For sources usually I use the standard ASCII char set, nothing more. I do not care about any language specific characters, just replace them with a "normal" one. There is no way to avoid problems (caused by those chars).
(I build softwares for almost 20 years, containing parts in spanish, hungarian, german, swedish..., and using java, c, c++, scripts and other languages, on windows/solaris/linux. There is no other way but removing strange chars)

i92guboj · 04-15-2014, 03:09 PM

Well, in the sources, at some point you will need to write a string or something that will end in the interface.

Intentionally exposing typos to the final users is not something I am willing to do. I'd rather continue this maintenance burden that I have right now or implement something myself when/if I get to the point where I can't stand this anymore.

It just seems odd to me that by now there's no sane way to handle this...

In any case, thanks for the pointer.

i92guboj · 04-15-2014, 03:14 PM

Quote:

Originally Posted by mina86

You could play around with BOM but it has it's own set of problems.

I am not sure how this can help me, care to elaborate?

Or maybe you didn't understand my problem. The issue is with the encoding of the source files. If I save then as utd8 and then compile them the strings won't show properly when you run the .exe in xp. If the source files are saved with iso-8859-15 then the resulting binary works as intended.

Thanks.

mina86 · 04-16-2014, 06:33 AM

Quote:

Originally Posted by i92guboj

I am not sure how this can help me, care to elaborate?

If you add UTF-8 BOM to the file some Windows applications should read the file as UTF-8. But like I mentioned, this solution may introduce other problems and it may not work for some other applications.

Quote:

Originally Posted by i92guboj

Well, in the sources, at some point you will need to write a string or something that will end in the interface.

Depending on the language, you can escape Unicode characters with “\u####” or similar sequence though.
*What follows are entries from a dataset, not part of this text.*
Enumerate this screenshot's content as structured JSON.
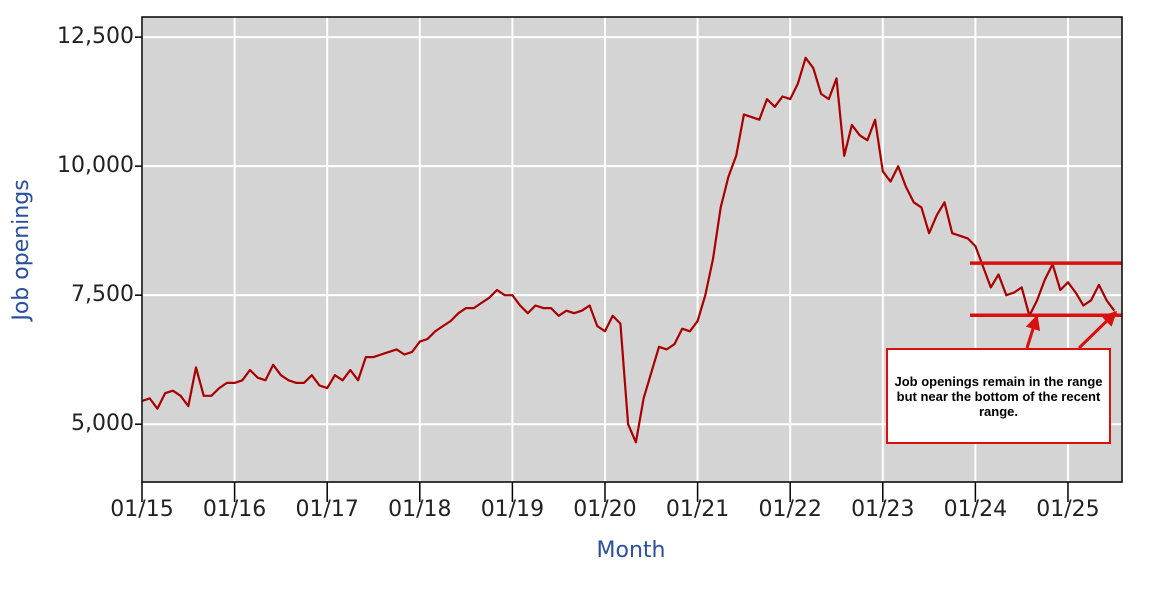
{
  "chart_data": {
    "type": "line",
    "y_label": "Job openings",
    "x_label": "Month",
    "color": "#aa0000",
    "x": [
      "2015-01",
      "2015-02",
      "2015-03",
      "2015-04",
      "2015-05",
      "2015-06",
      "2015-07",
      "2015-08",
      "2015-09",
      "2015-10",
      "2015-11",
      "2015-12",
      "2016-01",
      "2016-02",
      "2016-03",
      "2016-04",
      "2016-05",
      "2016-06",
      "2016-07",
      "2016-08",
      "2016-09",
      "2016-10",
      "2016-11",
      "2016-12",
      "2017-01",
      "2017-02",
      "2017-03",
      "2017-04",
      "2017-05",
      "2017-06",
      "2017-07",
      "2017-08",
      "2017-09",
      "2017-10",
      "2017-11",
      "2017-12",
      "2018-01",
      "2018-02",
      "2018-03",
      "2018-04",
      "2018-05",
      "2018-06",
      "2018-07",
      "2018-08",
      "2018-09",
      "2018-10",
      "2018-11",
      "2018-12",
      "2019-01",
      "2019-02",
      "2019-03",
      "2019-04",
      "2019-05",
      "2019-06",
      "2019-07",
      "2019-08",
      "2019-09",
      "2019-10",
      "2019-11",
      "2019-12",
      "2020-01",
      "2020-02",
      "2020-03",
      "2020-04",
      "2020-05",
      "2020-06",
      "2020-07",
      "2020-08",
      "2020-09",
      "2020-10",
      "2020-11",
      "2020-12",
      "2021-01",
      "2021-02",
      "2021-03",
      "2021-04",
      "2021-05",
      "2021-06",
      "2021-07",
      "2021-08",
      "2021-09",
      "2021-10",
      "2021-11",
      "2021-12",
      "2022-01",
      "2022-02",
      "2022-03",
      "2022-04",
      "2022-05",
      "2022-06",
      "2022-07",
      "2022-08",
      "2022-09",
      "2022-10",
      "2022-11",
      "2022-12",
      "2023-01",
      "2023-02",
      "2023-03",
      "2023-04",
      "2023-05",
      "2023-06",
      "2023-07",
      "2023-08",
      "2023-09",
      "2023-10",
      "2023-11",
      "2023-12",
      "2024-01",
      "2024-02",
      "2024-03",
      "2024-04",
      "2024-05",
      "2024-06",
      "2024-07",
      "2024-08",
      "2024-09",
      "2024-10",
      "2024-11",
      "2024-12",
      "2025-01",
      "2025-02",
      "2025-03",
      "2025-04",
      "2025-05",
      "2025-06",
      "2025-07"
    ],
    "values": [
      5450,
      5500,
      5300,
      5600,
      5650,
      5550,
      5350,
      6100,
      5550,
      5550,
      5700,
      5800,
      5800,
      5850,
      6050,
      5900,
      5850,
      6150,
      5950,
      5850,
      5800,
      5800,
      5950,
      5750,
      5700,
      5950,
      5850,
      6050,
      5850,
      6300,
      6300,
      6350,
      6400,
      6450,
      6350,
      6400,
      6600,
      6650,
      6800,
      6900,
      7000,
      7150,
      7250,
      7250,
      7350,
      7450,
      7600,
      7500,
      7500,
      7300,
      7150,
      7300,
      7250,
      7250,
      7100,
      7200,
      7150,
      7200,
      7300,
      6900,
      6800,
      7100,
      6950,
      5000,
      4650,
      5500,
      6000,
      6500,
      6450,
      6550,
      6850,
      6800,
      7000,
      7500,
      8200,
      9200,
      9800,
      10200,
      11000,
      10950,
      10900,
      11300,
      11150,
      11350,
      11300,
      11600,
      12100,
      11900,
      11400,
      11300,
      11700,
      10200,
      10800,
      10600,
      10500,
      10900,
      9900,
      9700,
      10000,
      9600,
      9300,
      9200,
      8700,
      9050,
      9300,
      8700,
      8650,
      8600,
      8450,
      8050,
      7650,
      7900,
      7500,
      7550,
      7650,
      7100,
      7400,
      7800,
      8100,
      7600,
      7750,
      7550,
      7300,
      7400,
      7700,
      7400,
      7200
    ],
    "xlim": [
      "2015-01",
      "2025-08"
    ],
    "xticks": [
      {
        "value": "2015-01",
        "label": "01/15"
      },
      {
        "value": "2016-01",
        "label": "01/16"
      },
      {
        "value": "2017-01",
        "label": "01/17"
      },
      {
        "value": "2018-01",
        "label": "01/18"
      },
      {
        "value": "2019-01",
        "label": "01/19"
      },
      {
        "value": "2020-01",
        "label": "01/20"
      },
      {
        "value": "2021-01",
        "label": "01/21"
      },
      {
        "value": "2022-01",
        "label": "01/22"
      },
      {
        "value": "2023-01",
        "label": "01/23"
      },
      {
        "value": "2024-01",
        "label": "01/24"
      },
      {
        "value": "2025-01",
        "label": "01/25"
      }
    ],
    "ylim": [
      3880,
      12890
    ],
    "yticks": [
      {
        "value": 5000,
        "label": "5,000"
      },
      {
        "value": 7500,
        "label": "7,500"
      },
      {
        "value": 10000,
        "label": "10,000"
      },
      {
        "value": 12500,
        "label": "12,500"
      }
    ],
    "grid": true,
    "annotation": {
      "text": "Job openings remain in the range but near the bottom of the recent range.",
      "range_lines": [
        8120,
        7110
      ],
      "color": "#d81010"
    }
  }
}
This would be rather cumbersome to do manually though, so perhaps your editor could assist you with that automatically converting non-ASCII characters in strings to escaped sequence.

i92guboj · 04-16-2014, 06:39 AM

That I figured. But it wouldn@t help with binaries, would it?

I am not interested in opening source files in windows. I develop fully in linux. What i want is that when it comes the time to launch the exe in windows I'll be able to see accented characters and euro symbols that are hardcoded in the sources, and not some kind of random crap.

pan64 · 04-16-2014, 06:41 AM

Quote:

Originally Posted by i92guboj

Well, in the sources, at some point you will need to write a string or something that will end in the interface.

No you must not do that. All the displayed texts should be collected and put into some "external" files and you only need to use indices in the sources.